TERMS AND CONDITIONS
The following words shall have the following meanings:
"Buyer" means the organization or person who buys Goods
"Goods" means the real-estate courses and supporting materials, if any, to be supplied to the Buyer by the Seller either in electronic form or in hard copy (hard copy upon written request only);
"Intellectual Property Rights" means all patents, registered and unregistered designs, copyright, trademarks, know-how and all other forms of intellectual property wherever in the world enforceable;
"Seller" means Matrix School of Real Estate (Renton, Washington)
These Terms and Conditions shall apply to sales of Goods by the Seller to the Buyer to the exclusion of all other terms and conditions for the sale of Goods, relied on by the Buyer at any stage in the dealings between the parties, unless the Buyer specifically states in writing, separately from such terms, that it wishes such terms to apply and this has been acknowledged by the Seller in writing.
Any variation to these Terms and Conditions (including any special terms and conditions agreed between the parties) shall be inapplicable unless agreed in writing by the Seller.
Price and Payment The price shall be the Recommended Retail Price less agreed discount, unless otherwise agreed in writing between the parties.
Credit terms may be offered subject to satisfactory credit vetting of the Buyer by the Seller. The offer of credit will be at the sole discretion of the Seller.
The Seller shall be entitled to charge interest on overdue invoices from the date when payment becomes due from day to day until the date of payment at a rate of 12 per cent per annum above the base rate.
If payment of the price or any part thereof is not made by the due date, the Seller shall be entitled to:require payment in advance of delivery in relation to any Goods not previously delivered;refuse to make delivery of any undelivered Goods without incurring any liability whatever to the Buyer for non-delivery or any delay in delivery;
Any description given or applied to the Goods is given by way of identification only and the use of such description shall not constitute a sale by description. For the avoidance of doubt, the Buyer hereby affirms that it does not in any way rely on any description when entering into the contract.
Where a sample of the Goods is shown, the parties hereto accept that such a sample is representative in nature only and does not represent the entire package of course materials.
Unless otherwise agreed in writing, delivery of the Goods shall take place via the Matrix School of Real Estate website or, if ordering a hard copy, at the address specified by the Buyer. The Buyer shall make all arrangements necessary to take delivery of the Goods whenever they are tendered for delivery. Any damages, shortages, over deliveries and duplicated orders should be reported to the Seller within 14 days of signed receipt to enable replacement or refund.
RETURN OF UNUSED GOODS All goods are sold on a firm sale basis, i.e. the Seller will not take back any goods, unless otherwise agreed in writing.

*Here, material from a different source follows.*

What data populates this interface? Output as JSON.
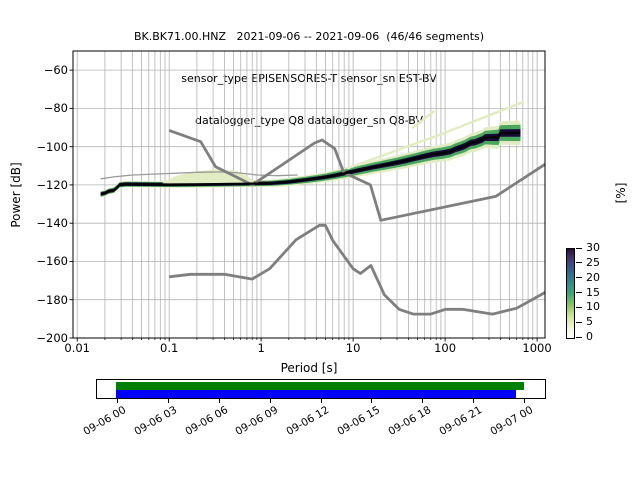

Any returns must be authorized by a representative of the Seller before any credit will be given.
INTELLECTUAL PROPERTY RIGHTS
All Intellectual Property Rights produced from or arising as a result of the performance of this Agreement shall, so far as not already vested, become the absolute property of the Seller. All course materials offered by Matrix Real Estate School are copyrighted by Matrix or its licensed content providers. No part of Matrix’s course content may be reproduced, retransmitted, distributed, sold, published, broadcasted or circulated, without the express written consent of Matrix. Course content shipped in paper book formats or received electronically via the Internet may be displayed or printed for Buyer’s personal, non-commercial use only. Purchase of a course includes a license for one person to use the course materials for a period of 12 months from the date of shipment or activation unless otherwise stated. It is not permissible to distribute files containing course materials or printed versions of course materials to individuals who have not purchased the course(s) without express written consent from Matrix. It is also not permissible to make the course materials available to others over a computer network, Intranet, Internet, or any other storage, transmittal, or retrieval system.
RELATIONSHIP OF PARTIES
Nothing contained in these Terms and Conditions shall be construed as establishing or implying any partnership or joint venture between the parties and nothing in these Terms and Conditions shall be deemed to construe either of the parties as the agent of the other.
The failure by either party to enforce at any time or for any period any one or more of the Terms and Conditions herein shall not be a waiver of them or of the right at any time subsequently to enforce all Terms and Conditions.
If any term or provision of these Terms and Conditions is held invalid, illegal or unenforceable for any reason by any court of competent jurisdiction such provision shall be severed and the remainder of the provisions hereof shall continue in full force and effect as if these Terms and Conditions had been agreed with the invalid, illegal or unenforceable provision eliminated.
GOVERNING LAW AND JURISDICTION
This Agreement shall be governed by and construed in accordance with the laws of Washington State and the parties hereby submit to the exclusive jurisdiction of King County Superior Court.